Walking through by neighborhood earlier in the summer with a friend. We passed by one of the many well-cared for and redone mission style houses in town. In their side-yard was an old, large pear tree laden with ripening pears. They had a hand-painted sign leaning against the trunk of the tree. It read, “Please don’t pick our pears. Thank you.”
My friend and I laid eyes on it at about the same moment. His response was “That’s the wrong attitude. Look how many they have. They should share!”
My response was a bit different. I saw several things at once before I settled on something. First, I thought that these are their pears, and they are not obligated to share them. Then, I thought they must have experienced their tree being stripped of pears in secret more than once to feel the need to post a sign. Then I thought they certainly did have more than they could possibly eat, but perhaps they can them in jars as gifts each year, or give them to people that they have agreements with.
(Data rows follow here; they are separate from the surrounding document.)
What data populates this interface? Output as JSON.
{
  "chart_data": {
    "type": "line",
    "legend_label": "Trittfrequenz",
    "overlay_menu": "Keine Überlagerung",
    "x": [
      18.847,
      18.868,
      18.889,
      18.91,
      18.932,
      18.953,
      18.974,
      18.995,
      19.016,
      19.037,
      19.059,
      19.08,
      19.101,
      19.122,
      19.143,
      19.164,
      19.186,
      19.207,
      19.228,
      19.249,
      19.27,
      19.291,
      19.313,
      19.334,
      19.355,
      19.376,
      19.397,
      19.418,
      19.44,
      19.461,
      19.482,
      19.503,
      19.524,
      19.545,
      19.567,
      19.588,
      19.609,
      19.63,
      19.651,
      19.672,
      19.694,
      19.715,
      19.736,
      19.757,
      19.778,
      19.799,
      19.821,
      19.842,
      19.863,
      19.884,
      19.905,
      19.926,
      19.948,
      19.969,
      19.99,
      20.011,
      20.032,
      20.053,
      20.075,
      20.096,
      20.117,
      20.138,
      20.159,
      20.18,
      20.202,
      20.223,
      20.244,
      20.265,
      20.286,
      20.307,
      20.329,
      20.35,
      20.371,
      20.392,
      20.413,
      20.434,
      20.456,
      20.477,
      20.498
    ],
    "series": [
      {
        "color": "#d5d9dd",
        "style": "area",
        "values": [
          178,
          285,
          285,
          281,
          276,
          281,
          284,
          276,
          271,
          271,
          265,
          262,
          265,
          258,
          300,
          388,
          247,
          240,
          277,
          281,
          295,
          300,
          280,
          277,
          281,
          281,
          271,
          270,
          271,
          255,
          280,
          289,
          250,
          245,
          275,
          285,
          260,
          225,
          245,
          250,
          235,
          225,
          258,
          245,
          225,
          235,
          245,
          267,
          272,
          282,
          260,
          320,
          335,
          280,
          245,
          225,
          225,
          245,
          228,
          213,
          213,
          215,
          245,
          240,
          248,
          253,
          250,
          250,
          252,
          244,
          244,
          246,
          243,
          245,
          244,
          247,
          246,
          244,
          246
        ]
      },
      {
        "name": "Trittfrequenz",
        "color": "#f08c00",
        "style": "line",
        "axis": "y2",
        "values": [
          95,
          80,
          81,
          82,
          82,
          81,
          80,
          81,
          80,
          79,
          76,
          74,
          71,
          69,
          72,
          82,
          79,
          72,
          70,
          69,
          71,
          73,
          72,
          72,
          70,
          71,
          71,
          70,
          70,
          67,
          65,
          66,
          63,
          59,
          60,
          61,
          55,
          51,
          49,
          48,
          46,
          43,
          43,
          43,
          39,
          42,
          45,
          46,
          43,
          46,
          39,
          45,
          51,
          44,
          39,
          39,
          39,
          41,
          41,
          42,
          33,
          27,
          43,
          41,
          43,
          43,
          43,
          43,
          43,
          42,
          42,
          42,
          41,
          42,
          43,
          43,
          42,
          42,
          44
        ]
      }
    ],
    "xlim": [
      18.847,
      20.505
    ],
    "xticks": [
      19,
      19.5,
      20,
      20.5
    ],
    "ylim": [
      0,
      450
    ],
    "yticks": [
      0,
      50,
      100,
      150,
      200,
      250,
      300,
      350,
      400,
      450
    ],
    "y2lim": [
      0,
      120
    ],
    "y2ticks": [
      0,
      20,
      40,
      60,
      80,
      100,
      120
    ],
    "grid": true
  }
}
Standing in the street looking at the lovely, fruitful tree there was no way for me to know their circumstances in order to decide what they should be doing.
I mused that if it were my tree and I needed pears for canning or to make income, I would place bushel baskets filled with the extra pears near the curb with a sign offering those to passersby.
I shared these thoughts with my friend. He saw the possibility of other possibilities. That there could be many scenarios that would make that sign not an expression of selfishness but of self-protection.
“There’s always another way to look at something,” I said.
As we walked along, it occurred to me that it’s divisive to decide what anyone else should be doing. I don’t mean this to include protection of our own and others’ safety in cases of egregious harm such as abuse or violence. But in this case, I’m speaking of our daily responses to one another’s choices about which we are ill-informed. Even if they share their reasons with us, we don’t know the completeness of another’s heart. Many past experiences, beliefs, and desires go into choosing even simple things.
So back to the pears. My friend’s lovely desire, the framework of his point of view, is for a world where people share and give and create goodness for themselves and others when they experience bounty. That’s a lovely paradigm. Until is is placed on another as a rationale for judgement.
I’d like to leave you with this: Perhaps holding an open and safe space for others to have their own moments of loveliness and fear, response and reaction would help allow room for understanding and therefore to create a more lovely world for ourselves and others.